The public Signal Score is a three-run moving average. AI models update their training and inference behavior often, so any single run can swing 5 to 10 points. Averaging three runs damps that jitter without hiding real trends. Claimed suppliers see the raw single-run score on their Compass dashboard alongside the smoothed public score, so they can debug short-term changes.

Refresh cadence

Tier 1 premium suppliers refresh monthly. Tier 2 standard suppliers refresh quarterly. Claimed Tier 2 suppliers refresh monthly. Tier 3 stubs refresh only when triggered by traffic or a visitor request.
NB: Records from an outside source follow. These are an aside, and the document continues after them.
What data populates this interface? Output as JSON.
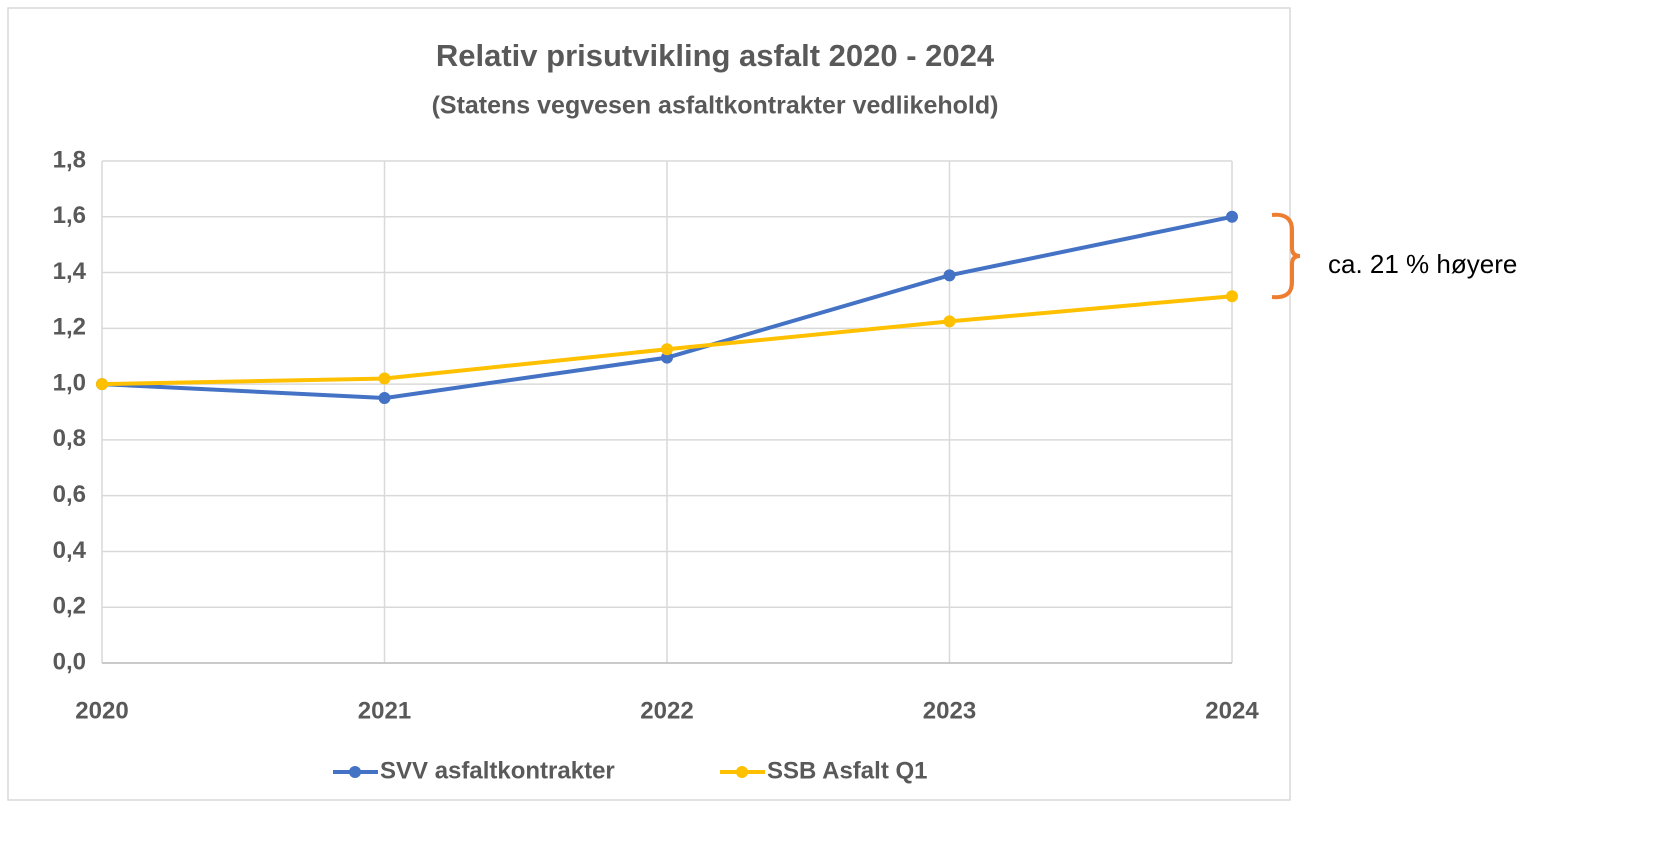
{
  "chart_data": {
    "type": "line",
    "title": "Relativ prisutvikling asfalt  2020 - 2024",
    "subtitle": "(Statens vegvesen asfaltkontrakter vedlikehold)",
    "x": [
      2020,
      2021,
      2022,
      2023,
      2024
    ],
    "xlim": [
      2020,
      2024
    ],
    "xticks": [
      2020,
      2021,
      2022,
      2023,
      2024
    ],
    "ylim": [
      0,
      1.8
    ],
    "yticks": [
      {
        "value": 0,
        "label": "0,0"
      },
      {
        "value": 0.2,
        "label": "0,2"
      },
      {
        "value": 0.4,
        "label": "0,4"
      },
      {
        "value": 0.6,
        "label": "0,6"
      },
      {
        "value": 0.8,
        "label": "0,8"
      },
      {
        "value": 1.0,
        "label": "1,0"
      },
      {
        "value": 1.2,
        "label": "1,2"
      },
      {
        "value": 1.4,
        "label": "1,4"
      },
      {
        "value": 1.6,
        "label": "1,6"
      },
      {
        "value": 1.8,
        "label": "1,8"
      }
    ],
    "grid": true,
    "legend": "bottom",
    "series": [
      {
        "name": "SVV asfaltkontrakter",
        "color": "#4472c4",
        "values": [
          1.0,
          0.95,
          1.095,
          1.39,
          1.6
        ]
      },
      {
        "name": "SSB Asfalt Q1",
        "color": "#ffc000",
        "values": [
          1.0,
          1.02,
          1.125,
          1.225,
          1.315
        ]
      }
    ],
    "annotation": "ca. 21 % høyere"
  }
}
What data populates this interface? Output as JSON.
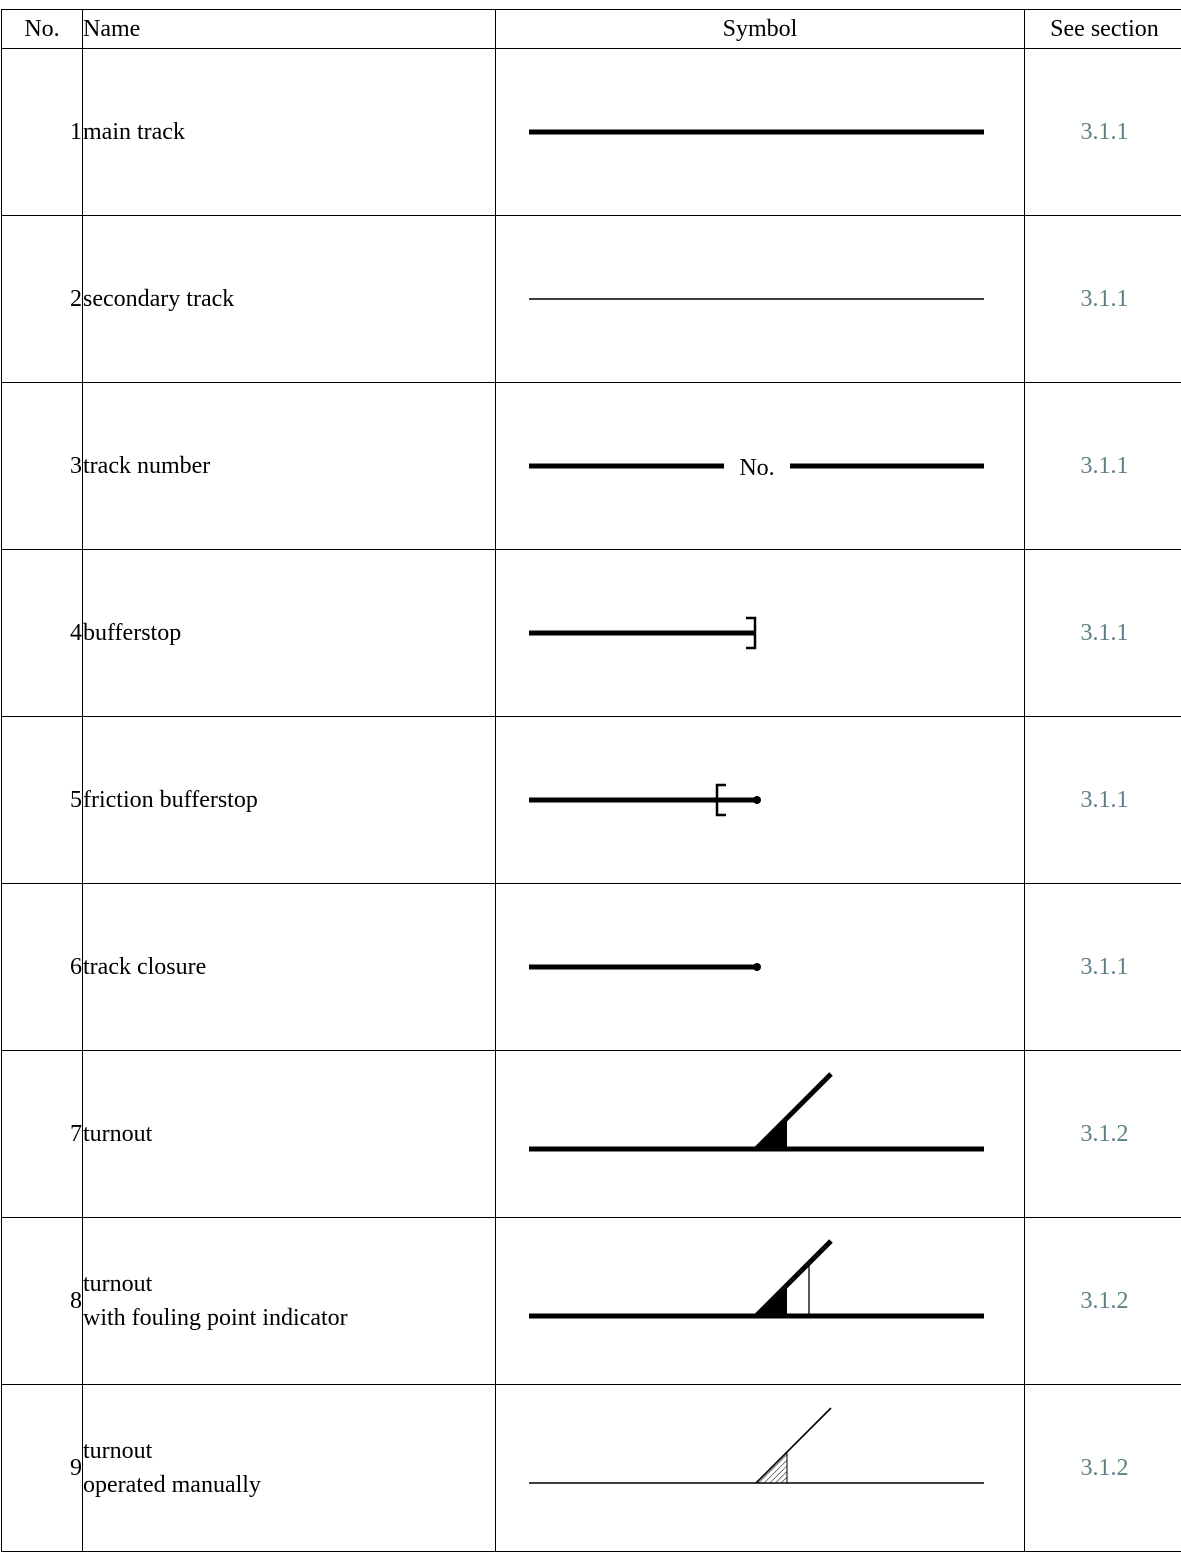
{
  "header": {
    "no": "No.",
    "name": "Name",
    "symbol": "Symbol",
    "section": "See section"
  },
  "link_color": "#5e7f86",
  "rows": [
    {
      "no": "1",
      "name": [
        "main track"
      ],
      "symbol": "main-track",
      "section": "3.1.1"
    },
    {
      "no": "2",
      "name": [
        "secondary track"
      ],
      "symbol": "secondary-track",
      "section": "3.1.1"
    },
    {
      "no": "3",
      "name": [
        "track number"
      ],
      "symbol": "track-number",
      "symbol_text": "No.",
      "section": "3.1.1"
    },
    {
      "no": "4",
      "name": [
        "bufferstop"
      ],
      "symbol": "bufferstop",
      "section": "3.1.1"
    },
    {
      "no": "5",
      "name": [
        "friction bufferstop"
      ],
      "symbol": "friction-bufferstop",
      "section": "3.1.1"
    },
    {
      "no": "6",
      "name": [
        "track closure"
      ],
      "symbol": "track-closure",
      "section": "3.1.1"
    },
    {
      "no": "7",
      "name": [
        "turnout"
      ],
      "symbol": "turnout",
      "section": "3.1.2"
    },
    {
      "no": "8",
      "name": [
        "turnout",
        "with fouling point indicator"
      ],
      "symbol": "turnout-fouling-point",
      "section": "3.1.2"
    },
    {
      "no": "9",
      "name": [
        "turnout",
        "operated manually"
      ],
      "symbol": "turnout-manual",
      "section": "3.1.2"
    }
  ]
}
Anyone can request an ad-hoc refresh via the audit page; an email gate prevents abuse and lets us send the result.

Score bands

  • 80 to 100, Strong Signal: consistently recognized by AI procurement agents.
  • 60 to 79, Moderate Signal: known but with visible gaps.
  • 40 to 59, Weak Signal: partially recognized, inconsistent data.
  • 0 to 39, Dark Signal: largely invisible to AI agents.

Data provenance

The supplier metadata that anchors every audit comes from Reevol Atlas. When a supplier claims their Signal page, the claimed data flows back to Atlas with provenance set to supplier-claimed, and downstream Reevol products (Source, Compass) pick up the verified version within minutes. AI responses are point-in-time observations: we record the LLM, the date, and the exact prompt for every response, and we link each citation back to its source URL where the LLM provides one.

Dispute process

If a Signal Score reflects clearly incorrect AI behavior (the wrong company, a hallucinated product, an outdated negative reference), claimed suppliers can flag the specific LLM response from their Compass dashboard. Flagged responses are re-audited; if the issue reproduces, we record a negative-signal exception and adjust the score band. Unclaimed suppliers can dispute by claiming the page first.

What this score does NOT measure

Reevol Signal measures AI perception. It is not a credit check, not a financial assessment, not a fraud screen, and not a procurement substitute. A high Signal Score means AI agents can describe and recommend the supplier; it does not certify quality or solvency. Buyers should use Signal as one input in due diligence, not the only input.

Limitations

LLM training data has a cutoff. A supplier whose website is brand new will show a Dark Signal until AI engines pick up the public references; this is a real signal, not a flaw. A supplier the LLM has never heard of will return "not found" responses across all five engines; this is also a real signal. We do not synthesize a higher score from Atlas data when AI returns nothing. Doing so would defeat the purpose of the measurement.